FÁBIO DE SOUZA ANDRADE
COLUNISTA DA FOLHA

Na conta justa dos "Três Contos" (1877), Flaubert fez caber o melhor da prosa ficcional de um século. A vida espoliada da criada Felicité, o caminho sanguinolento de Julião para a santidade e as intrigas palacianas que precedem a execução de João Batista não apenas firmaram-se, enclave de perfeição, ao lado de obras-primas tais quais "Madame Bovary" e "A Educação Sentimental", como deixaram longa e respeitável descendência literária, que a recente e primorosa edição brasileira reclama de volta às estantes.
Duas crias póstumas, tão representativas do século 20 como os contos flaubertianos o foram do anterior, são as "Três Vidas", livro de estréia da americana em Paris, Gertrude "a Rosa" Stein (de 1909, tradução brasileira esgotada de Brenno Silveira e José Paulo Paes, Nova Fronteira, 1983), e as "Três Mulheres", do austríaco Robert Musil (de 1924, tradução brasileira esgotada de Lya Luft, Nova Fronteira, 1983).
As traduções brasileiras estão há muito esgotadas, à espera da iniciativa e da boa vontade dos editores.
À primeira vista, a matéria triste anunciada pela epígrafe tomada ao poeta Jules Laforgue -"donc je suis malhereux et ce n'est ni ma faute ni celle de la vie" (e assim sou infeliz e não é culpa minha nem da vida)- é a ponte mais forte entre o livro de Stein e o de Flaubert.
Duas das três protagonistas de suas "Vidas" são, como Felicité, empregadas, teuto-americanas, escravas da mesma rotina descolorida.
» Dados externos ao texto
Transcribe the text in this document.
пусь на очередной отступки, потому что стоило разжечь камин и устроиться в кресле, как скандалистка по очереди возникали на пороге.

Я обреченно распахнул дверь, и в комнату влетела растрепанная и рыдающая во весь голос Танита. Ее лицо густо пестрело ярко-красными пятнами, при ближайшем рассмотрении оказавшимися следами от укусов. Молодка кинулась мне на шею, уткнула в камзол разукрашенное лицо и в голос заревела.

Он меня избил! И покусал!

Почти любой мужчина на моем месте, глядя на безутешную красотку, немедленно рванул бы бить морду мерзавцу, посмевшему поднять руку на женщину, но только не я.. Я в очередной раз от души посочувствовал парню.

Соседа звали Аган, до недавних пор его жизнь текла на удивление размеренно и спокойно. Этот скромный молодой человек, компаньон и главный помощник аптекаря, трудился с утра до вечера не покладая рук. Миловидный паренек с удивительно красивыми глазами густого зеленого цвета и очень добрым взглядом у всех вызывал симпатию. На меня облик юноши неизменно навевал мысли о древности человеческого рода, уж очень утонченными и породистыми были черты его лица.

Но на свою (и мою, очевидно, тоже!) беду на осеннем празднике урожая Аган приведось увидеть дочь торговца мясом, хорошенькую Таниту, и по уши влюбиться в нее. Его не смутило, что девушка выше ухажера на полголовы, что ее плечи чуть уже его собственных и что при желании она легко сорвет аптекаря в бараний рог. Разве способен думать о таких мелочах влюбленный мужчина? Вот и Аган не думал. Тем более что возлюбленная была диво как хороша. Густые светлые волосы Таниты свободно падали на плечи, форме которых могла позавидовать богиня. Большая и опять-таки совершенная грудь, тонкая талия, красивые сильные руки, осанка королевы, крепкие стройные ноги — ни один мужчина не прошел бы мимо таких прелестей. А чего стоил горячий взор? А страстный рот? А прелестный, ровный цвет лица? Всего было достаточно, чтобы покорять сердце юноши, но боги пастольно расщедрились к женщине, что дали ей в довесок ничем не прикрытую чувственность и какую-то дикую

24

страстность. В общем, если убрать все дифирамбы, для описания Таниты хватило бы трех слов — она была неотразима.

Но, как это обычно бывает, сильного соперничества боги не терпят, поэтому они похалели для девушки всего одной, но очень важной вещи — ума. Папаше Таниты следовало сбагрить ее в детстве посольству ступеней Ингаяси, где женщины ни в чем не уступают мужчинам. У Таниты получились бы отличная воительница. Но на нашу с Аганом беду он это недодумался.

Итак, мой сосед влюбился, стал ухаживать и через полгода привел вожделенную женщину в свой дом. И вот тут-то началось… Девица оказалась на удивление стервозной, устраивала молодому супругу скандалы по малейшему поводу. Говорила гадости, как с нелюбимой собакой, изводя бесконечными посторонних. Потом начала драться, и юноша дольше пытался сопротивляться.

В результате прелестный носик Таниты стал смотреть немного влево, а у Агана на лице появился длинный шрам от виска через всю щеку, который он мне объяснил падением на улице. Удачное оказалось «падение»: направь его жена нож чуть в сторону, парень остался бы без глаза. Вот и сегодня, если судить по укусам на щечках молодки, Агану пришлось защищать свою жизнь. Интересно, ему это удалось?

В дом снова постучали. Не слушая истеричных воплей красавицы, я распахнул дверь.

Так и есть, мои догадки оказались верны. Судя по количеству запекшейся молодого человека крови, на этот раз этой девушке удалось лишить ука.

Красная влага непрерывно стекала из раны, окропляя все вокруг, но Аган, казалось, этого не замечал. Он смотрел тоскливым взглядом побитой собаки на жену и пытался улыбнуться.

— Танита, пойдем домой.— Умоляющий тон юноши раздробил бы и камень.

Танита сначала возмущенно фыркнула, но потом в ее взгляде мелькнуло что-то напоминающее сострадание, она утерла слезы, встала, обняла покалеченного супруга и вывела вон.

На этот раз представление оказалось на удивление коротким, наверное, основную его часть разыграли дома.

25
A terceira é uma negra da região de Baltimore. Mas, para além do tratamento literário sério e convincente de existências miúdas, o que reúne as duas coletâneas na mesma matriz é a pesquisa da linguagem, profundamente marcada pelo seu tempo.
Um novo tipo de realismo, modernista e de difícil assimilação, foi o que leitores como Edmund Wilson identificaram na escrita da primeira Stein.
A emulação da liberdade experimentadora da vanguarda da pintura européia, que patrocinou e recebeu, anos a fio, em sua casa, espécie de salão extemporâneo, somou-se nela ao interesse mais que diletante pela psicologia dos comportamentos e os mecanismos de funcionamento da consciência. Não por acaso, Henry James era um de seus autores de cabeceira.
Da convivência íntima com a filosofia pragmatista do irmão de Henry, William James (de quem foi aluna destacada, em Harvard), ficou o respeito pelas coisas do mundo no frescor de sua imediaticidade, ainda indomadas pela geometria de uma lógica discursiva pré-moldada ou pelo peso dos lugares-comuns sedimentados. Como em Flaubert, a busca era pela forma justa.
Sua arma foi a repetição (que preferia chamar de insistência), corroendo a sintaxe ordinária e detendo a atenção do leitor incauto em cada elemento da frase, reiterada sempre com mínimas modulações, alterações de ênfase. Nas "Três Vidas", a novidade do estilo serviu para dar substância ao mundo interior de agitação inútil da boa Ana (a quem não falta nem mesmo o papagaio) e da doce Lena, mas também às idas e vindas da oscilante e complexa da vida amorosa de Melanctha, uma jovem negra.
Os ritmos insólitos de sua prosa traduzem não apenas a oralidade, cara aos modernistas, mas o acanhamento e desconcerto dos heróis modernos, que reaparecem na trinca de contos de Robert Musil.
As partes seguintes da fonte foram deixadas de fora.